From losing the toss, and so not having to decide what to do on a mystery pitch, to Quinton de Kock making a fist – in both innings – of opening the batting as an emergency replacement for the injured Dean Elgar, to Faf du Plessis emerging from the ranks of five half-centurions to reach three figures, to the triumphant return of Dale Steyn, everything clicked with uncanny precision.
And at the centre of it all stood Du Plessis, the captain’s captain, a man to the manner of leadership born and raised in the art.
“He played a fantastic captain’s knock in tough conditions,” Du Plessis’ counterpart, Kane Williamson, said.
“For Faf to stick around as long as he did and score a hundred as captain was certainly a special moment for him.
“But, more importantly, it put his side in a winning position.”
And win they did, by 204 runs with a day to spare to jail the series 1-0.
Du Plessis drew fire for slow batting during his gritty 112 not out in the first innings.
But that was what a challenging surface demanded, and let’s not forget that Trent Boult and Tim Southee are among the better fast bowlers in world cricket.
As captain, Du Plessis’ role didn’t end at the crease.
He timed both declarations cannily – New Zealand lost clumps of wickets early in both innings – and rotated his three quicks effectively: none of them bowled more than 20 overs in either innings.
After tea on Tuesday, when SA were five wickets away from winning, off-spinner Dane Piedt bowled to a field that bristled with two slips, a silly point and a short leg.
Du Plessis, then, seemed to have a firm grip on attacking as well as consolidating tactics and was always in understated control.
Which he should be by now having captained teams of all flavours 75 times since his first time at the helm, for Northerns under-19, almost 15 years ago.
But this was Du Plessis’ first taste of test captaincy and he landed the job only because AB de Villiers was ruled out of the series with an elbow injury.
In fact, Du Plessis leadership experience probably secured his place in the team.
Having failed to scored a century in 15 innings he was dropped for the last match of SA’s previous test series, against England at Centurion in January.
Problem solved, it would seem.
But did he perform well enough to spark serious thoughts of him keeping the reins?
“I enjoy captaincy; I think it brings the best out of me,” Du Plessis said.
“But I’m 100% a stand-in.
“AB is the test captain and I’ll support him fully in that.

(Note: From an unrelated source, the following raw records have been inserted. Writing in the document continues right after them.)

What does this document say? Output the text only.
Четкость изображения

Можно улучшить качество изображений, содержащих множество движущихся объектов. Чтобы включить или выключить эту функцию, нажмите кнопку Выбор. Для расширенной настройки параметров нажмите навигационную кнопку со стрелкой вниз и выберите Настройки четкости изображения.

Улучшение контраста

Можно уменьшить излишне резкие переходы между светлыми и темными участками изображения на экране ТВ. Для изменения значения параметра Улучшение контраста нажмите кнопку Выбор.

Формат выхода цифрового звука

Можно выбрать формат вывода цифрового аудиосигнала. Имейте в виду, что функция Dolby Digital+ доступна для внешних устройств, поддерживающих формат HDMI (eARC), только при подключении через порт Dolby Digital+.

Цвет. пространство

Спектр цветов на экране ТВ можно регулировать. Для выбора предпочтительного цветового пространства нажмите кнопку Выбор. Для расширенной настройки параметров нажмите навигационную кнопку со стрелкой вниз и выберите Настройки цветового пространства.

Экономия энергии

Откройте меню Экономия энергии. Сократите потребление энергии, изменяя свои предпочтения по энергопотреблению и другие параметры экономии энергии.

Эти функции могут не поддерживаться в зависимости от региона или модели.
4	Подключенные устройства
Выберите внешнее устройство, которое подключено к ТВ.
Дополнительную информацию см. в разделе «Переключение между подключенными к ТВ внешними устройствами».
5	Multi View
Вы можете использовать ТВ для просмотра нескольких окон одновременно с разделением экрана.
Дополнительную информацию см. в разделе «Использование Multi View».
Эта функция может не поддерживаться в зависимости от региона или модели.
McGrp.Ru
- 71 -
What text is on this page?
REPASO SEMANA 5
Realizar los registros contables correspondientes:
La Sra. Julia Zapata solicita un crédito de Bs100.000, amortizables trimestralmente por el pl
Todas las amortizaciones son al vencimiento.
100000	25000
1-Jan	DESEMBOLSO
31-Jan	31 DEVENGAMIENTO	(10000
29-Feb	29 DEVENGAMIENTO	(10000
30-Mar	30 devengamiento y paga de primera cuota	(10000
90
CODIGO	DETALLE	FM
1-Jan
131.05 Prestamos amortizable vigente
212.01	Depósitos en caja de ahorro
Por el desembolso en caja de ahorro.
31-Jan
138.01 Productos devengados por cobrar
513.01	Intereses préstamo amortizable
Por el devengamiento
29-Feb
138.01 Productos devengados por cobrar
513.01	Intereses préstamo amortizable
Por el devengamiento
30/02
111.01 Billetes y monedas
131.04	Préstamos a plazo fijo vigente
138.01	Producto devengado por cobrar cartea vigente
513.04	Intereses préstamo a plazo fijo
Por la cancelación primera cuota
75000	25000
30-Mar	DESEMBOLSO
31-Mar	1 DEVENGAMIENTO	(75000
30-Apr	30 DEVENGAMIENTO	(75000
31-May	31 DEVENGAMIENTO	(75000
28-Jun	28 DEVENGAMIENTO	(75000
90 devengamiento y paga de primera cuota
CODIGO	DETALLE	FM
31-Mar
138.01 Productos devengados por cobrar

“We can’t wait to have him back.
“He is a huge member of our team, obviously in his playing capabilities but also in a leadership role – he’s a massive leader in our team and we’ve missed him in this series.
“But if the opportunity comes again in the future it’s always something I’ll want to do and enjoy doing.
“At the moment I know I’m just there to support.”
Even so, SA won’t be unhappy that their machine isn’t short of an expert operator.